Moi ça m’ennuie un peu que ça démarre comme ça, parce que je sais bien qu’on avance mieux dans l’amour et l’harmonie que dans le ressentiment et l’amertume: «Vous êtes en colère, je vous ai fait quelque chose?»

― Qu’est-ce que vous croyez! Vous avez publié l’intégralité de notre conversation de la semaine dernière! Ça ne se fait pas du tout!

― Comment ça? Un journaliste vous appelle, vous la responsable de la com’, il pose des questions, vous répondez, il retranscrit, et ça ne se fait pas?

― Non parce que la moindre des choses, c’est de demander si on peut publier avant! Tous les autres journalistes font comme ça!

― Ah zut, je croyais que la norme, c’était de prévenir que ceci ou cela était «off», pas que le mode par défaut d’une interview était de ne rien répéter. Je le note pour référence future, mais je ne suis pas certain de faire comme ça tout de même...

Alors, menteur? Pas menteur?

Bon, je la comprends un peu tout de même. C’est pas cool ce que j’ai fait: comme j’étais intrigué par les chiffres répandus par son boss depuis quelques jours, qui se vantait d’avoir sauvé exactement «91 entreprises et 11.250 salariés» depuis son entrée en fonction sans que jamais personne ne lui demande de comptes, je l’ai contactée pour obtenir des précisions. Elle ne m’en pas donné assez, je l’ai écrit, elle m’a appelé juste après la parution de l’article pour m’engueuler et a fini par me convier au ministère pour vérifier si c’était vrai ou pas, toute cette affaire.

«Alors, et le verdict? Menteur, pas menteur, le Montebourg?» devez-vous vous demander en trépignant sur vos chaises si vous avez suivi le début de cette aventure... Du calme, du calme, ça vient.

Disons que, non, pas menteur, mais au minimum enjoliveur et bon camelot de plateaux de télévision.

A Bercy, on s’occupe effectivement de donner un coup de main aux boîtes qui traversent une mauvaise passe, mais on le fait depuis le début des années 1980 via le Ciri (Comité interministériel de restructuration industrielle) pour les entreprises de plus de 400 salariés et cette structure d’aide à la restructuration ou d’assistance à la négociation de crédit bancaire a même traité quelque 400 dossiers à des titres divers au cours des trois dernières années.

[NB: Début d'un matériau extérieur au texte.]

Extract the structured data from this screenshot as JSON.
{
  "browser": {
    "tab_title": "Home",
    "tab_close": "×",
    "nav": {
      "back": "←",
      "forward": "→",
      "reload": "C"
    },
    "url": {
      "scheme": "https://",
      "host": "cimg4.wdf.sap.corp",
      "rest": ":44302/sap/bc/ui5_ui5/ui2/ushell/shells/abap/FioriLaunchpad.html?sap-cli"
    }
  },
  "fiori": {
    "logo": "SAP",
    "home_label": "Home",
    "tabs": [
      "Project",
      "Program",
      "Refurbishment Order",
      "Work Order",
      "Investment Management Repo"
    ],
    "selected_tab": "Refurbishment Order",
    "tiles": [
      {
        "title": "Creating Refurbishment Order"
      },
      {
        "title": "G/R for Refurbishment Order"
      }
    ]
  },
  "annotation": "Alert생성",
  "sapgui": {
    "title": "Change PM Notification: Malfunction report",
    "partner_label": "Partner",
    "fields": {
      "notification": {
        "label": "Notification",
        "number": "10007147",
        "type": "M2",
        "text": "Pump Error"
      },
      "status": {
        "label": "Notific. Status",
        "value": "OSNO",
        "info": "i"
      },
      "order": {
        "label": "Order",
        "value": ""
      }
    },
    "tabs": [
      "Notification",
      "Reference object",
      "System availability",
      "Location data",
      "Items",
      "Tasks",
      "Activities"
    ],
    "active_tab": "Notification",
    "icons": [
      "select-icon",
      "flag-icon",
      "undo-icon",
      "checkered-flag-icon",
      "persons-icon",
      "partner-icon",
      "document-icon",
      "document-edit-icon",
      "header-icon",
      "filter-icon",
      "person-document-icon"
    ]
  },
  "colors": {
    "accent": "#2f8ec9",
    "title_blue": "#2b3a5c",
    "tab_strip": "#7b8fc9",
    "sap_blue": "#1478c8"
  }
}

On le fait aussi via la Médiation inter-entreprises, mise en place sous Sarkozy (argh!) et qui aide les donneurs d’ordres et les sous-traitants en conflit à se reparler comme au temps de leur première rencontre pour éviter un divorce. Depuis 2010, 227.000 entreprises y ont fait appel et 8 dossiers sur 10 ont pu être réglés positivement.

Privé de dessert!

La nouveauté, c’est effectivement la mise en place de ce réseau de commissaires au Redressement productif et d’une cellule du cabinet s’intéressant aux PME de moins de 400 salariés. Entre ces différents dispositifs, une centaine de dossiers (les «91» ont fait des petits pendant le week-end) ont bel et bien été gérés depuis l’arrivée de Montebourg à Bercy, mais disons que c’est un peu business as usual et qu’une boîte pour laquelle on passe un coup de fil ou dans les malheurs de laquelle on se plonge pour de bon, c’est un dossier «traité».

Ah, et pour l’anonymat des entreprises concernées, «il se justifie, m’explique Jean-Claude Palu, le médiateur délégué au cours de la réunion inter-services que l’on m’autorise à suivre pour me prouver que ce n’est pas du bidon, par la nécessité de ne pas provoquer un délit d’initié si l’entreprise est cotée, ou de ne pas trop lui faire de mauvaise publicité si elle ne l’est pas». Dont acte.

Lorsque Marianne Zalc-Muller nous raccompagne, la journaliste de Libé qui se trouvait là pour les mêmes raisons et moi, vers son bureau après la réunion, elle est toujours un peu en colère (les médiateurs, qui ont le sens de l’humour, ont même proposé de nous aider à renouer mais elle n’était très pas réceptive). Du coup, elle décide de me punir:

«Vous savez quoi, votre collègue de Libé, je vais lui envoyer la liste des entreprises et des emplois concernés par mail, mais pas à vous parce que vous ne vous comportez pas comme il faut. Vous, vous pouvez juste jeter un coup d’œil sur mon écran parce que je ne vous fais pas confiance

Vraiment pas cool, la responsable de la com'. Je me demande si l’interview de Montebourg qu’elle m’a vaguement promis d’organiser va se faire. Franchement, j’ai un doute.